1) Die Kosten der Errichtung der Einfriedigung tragen die beteiligten Grundstückseigentümer in den Fällen des § 32 Abs. 1 Satz 2 und Abs. 2 zu gleichen Teilen.

(2) Der Eigentümer eines Grundstücks, für den eine Verpflichtung gemäß Absatz 1 nicht entsteht, hat eine Vergütung in Höhe des halben Wertes der Einfriedigung zu zahlen, wenn

* a). das Grundstück bebaut oder gewerblich genutzt wird und es in dem im Zusammenhang bebauten Ortsteil liegt oder
* b). das Grundstück in den im Zusammenhang bebauten Ortsteil hineingewachsen ist oder in einem Bebauungsplan als Bauland festgesetzt wird und der Eigentümer oder sein Rechtsvorgänger die Errichtung der Einfriedigung verlangt hatte.

(3) Bei der Berechnung der Vergütung ist von den im Zeitpunkt der Fälligkeit üblichen Errichtungs- kosten einer Einfriedigung gemäß § 35 Abs. 1 auszugehen. Ist gemäß § 35 Abs. 1 Satz 2 eine etwa 1,20 m hohe Einfriedigung zu errichten, so sind die Errichtungskosten für einen 1,20 m hohen Zaun aus wetterbeständigem Maschendraht maßgebend. Ist nur für eines der beiden Grundstücke eine Einfriedigung nach § 35 Abs. 1 Satz 3 vorgeschrieben, so sind der Berechnung die Errichtungskosten einer Einfriedigung nach § 35 Abs. 1 Satz 1 oder Satz 2 zugrunde zu legen. Sind die tatsächlichen Aufwendungen einschließlich der Eigenleistungen niedriger, so ist davon auszugehen. Das Alter und der Zustand der Einfriedigung sind zu berücksichtigen.

(4) Der Eigentümer des anderen Grundstücks darf, wenn die Voraussetzungen des Absatzes 2 vorliegen, die Einfriedigung auf die Grenze versetzen oder dort neu errichten.

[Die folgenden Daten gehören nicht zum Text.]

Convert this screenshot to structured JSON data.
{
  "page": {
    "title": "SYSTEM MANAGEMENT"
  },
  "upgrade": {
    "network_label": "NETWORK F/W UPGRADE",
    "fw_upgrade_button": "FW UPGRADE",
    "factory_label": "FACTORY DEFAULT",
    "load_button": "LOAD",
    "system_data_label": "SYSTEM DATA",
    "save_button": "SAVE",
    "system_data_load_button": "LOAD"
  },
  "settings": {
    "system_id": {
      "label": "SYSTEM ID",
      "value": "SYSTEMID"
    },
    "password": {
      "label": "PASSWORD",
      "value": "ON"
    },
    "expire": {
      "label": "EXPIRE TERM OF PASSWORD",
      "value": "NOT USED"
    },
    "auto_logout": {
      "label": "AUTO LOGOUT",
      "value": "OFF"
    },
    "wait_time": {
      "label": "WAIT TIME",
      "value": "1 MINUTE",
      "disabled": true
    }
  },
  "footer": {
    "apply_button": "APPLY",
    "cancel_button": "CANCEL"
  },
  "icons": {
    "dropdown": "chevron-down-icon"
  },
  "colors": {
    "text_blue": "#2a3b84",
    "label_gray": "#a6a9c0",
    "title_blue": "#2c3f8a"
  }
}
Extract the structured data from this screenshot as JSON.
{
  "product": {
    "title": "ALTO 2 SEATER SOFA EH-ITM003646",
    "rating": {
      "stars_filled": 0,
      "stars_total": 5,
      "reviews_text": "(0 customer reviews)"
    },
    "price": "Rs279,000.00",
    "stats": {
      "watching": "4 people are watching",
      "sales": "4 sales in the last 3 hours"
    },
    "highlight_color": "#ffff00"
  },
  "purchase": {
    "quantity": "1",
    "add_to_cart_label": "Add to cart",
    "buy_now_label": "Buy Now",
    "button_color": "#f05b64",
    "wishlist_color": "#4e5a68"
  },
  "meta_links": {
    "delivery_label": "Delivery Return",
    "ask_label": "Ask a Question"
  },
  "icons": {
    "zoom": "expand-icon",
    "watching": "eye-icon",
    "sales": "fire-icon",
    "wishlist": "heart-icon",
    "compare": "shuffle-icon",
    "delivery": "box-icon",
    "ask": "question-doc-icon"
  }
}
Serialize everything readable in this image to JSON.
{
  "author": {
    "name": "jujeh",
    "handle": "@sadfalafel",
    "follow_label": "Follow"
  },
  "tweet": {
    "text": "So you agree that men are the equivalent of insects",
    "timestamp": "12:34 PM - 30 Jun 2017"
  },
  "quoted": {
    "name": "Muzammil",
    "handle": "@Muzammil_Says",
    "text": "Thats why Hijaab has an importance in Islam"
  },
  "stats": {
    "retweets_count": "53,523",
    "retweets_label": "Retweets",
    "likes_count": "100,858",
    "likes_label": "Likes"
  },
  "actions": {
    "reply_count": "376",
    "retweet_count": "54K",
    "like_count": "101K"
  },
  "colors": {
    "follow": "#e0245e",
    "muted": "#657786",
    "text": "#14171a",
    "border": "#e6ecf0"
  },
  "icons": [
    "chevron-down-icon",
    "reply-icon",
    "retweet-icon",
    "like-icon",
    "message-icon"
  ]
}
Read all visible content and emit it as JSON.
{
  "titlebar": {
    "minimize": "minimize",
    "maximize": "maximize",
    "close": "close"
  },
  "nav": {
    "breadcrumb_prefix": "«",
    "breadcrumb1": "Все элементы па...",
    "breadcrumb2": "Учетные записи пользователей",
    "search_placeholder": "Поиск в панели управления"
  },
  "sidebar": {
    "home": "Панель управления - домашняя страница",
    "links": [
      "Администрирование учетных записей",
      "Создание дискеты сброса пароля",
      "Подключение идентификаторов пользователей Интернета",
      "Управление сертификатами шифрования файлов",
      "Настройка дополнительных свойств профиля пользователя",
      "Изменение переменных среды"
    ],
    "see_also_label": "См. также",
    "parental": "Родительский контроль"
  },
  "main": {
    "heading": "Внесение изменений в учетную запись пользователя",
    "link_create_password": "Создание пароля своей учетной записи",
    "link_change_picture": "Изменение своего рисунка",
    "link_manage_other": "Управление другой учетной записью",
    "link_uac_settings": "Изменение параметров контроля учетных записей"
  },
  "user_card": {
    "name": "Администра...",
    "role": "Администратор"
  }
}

Der Eigentümer des angrenzenden Grundstücks hat auch in diesem Falle nur eine Vergütung gemäß Absätzen 2 und 3 zu zahlen.

(5) Gehen von einem Grundstück unzumutbare Beeinträchtigungen des Nachbargrundstücks aus, die durch eine Einfriedigung verhindert oder gemildert werden können, und wird die Errichtung der Einfriedigung ausdrücklich nur aus diesen Gründen von dem Eigentümer des Nachbargrundstücks verlangt, so ist er nicht verpflichtet, sich an den Kosten der Errichtung zu beteiligen.



§ 42 NachbarrechtsG NRW - Grenzabstände für Hecken

Es sind mit Hecken - vorbehaltlich des § 43 -

* a). über 2 m Höhe 1,00 m,
* b). und bis zu 2 m Höhe 0,50 m,

Abstand von der Grenze einzuhalten. Das gilt nicht, wenn das öffentliche Recht andere Grenzabstände vorschreibt.



§ 43 NachbarrechtsG NRW - Verdoppelung der Abstände

Die doppelten Abstände nach den §§ 41 und 42, höchstens jedoch 6 m, sind einzuhalten gegenüber Grundstücken, die

* a). landwirtschaftlich, gärtnerisch oder durch Weinbau genutzt oder zu diesen Zwecken vorübergehend nicht genutzt sind und im Außenbereich (§19 Abs. 2 des Bundesbaugesetzes) liegen oder
* b). durch Bebauungsplan der landwirtschaftlichen, gärtnerischen oder weinbaulichen Nutzung vorbehalten sind.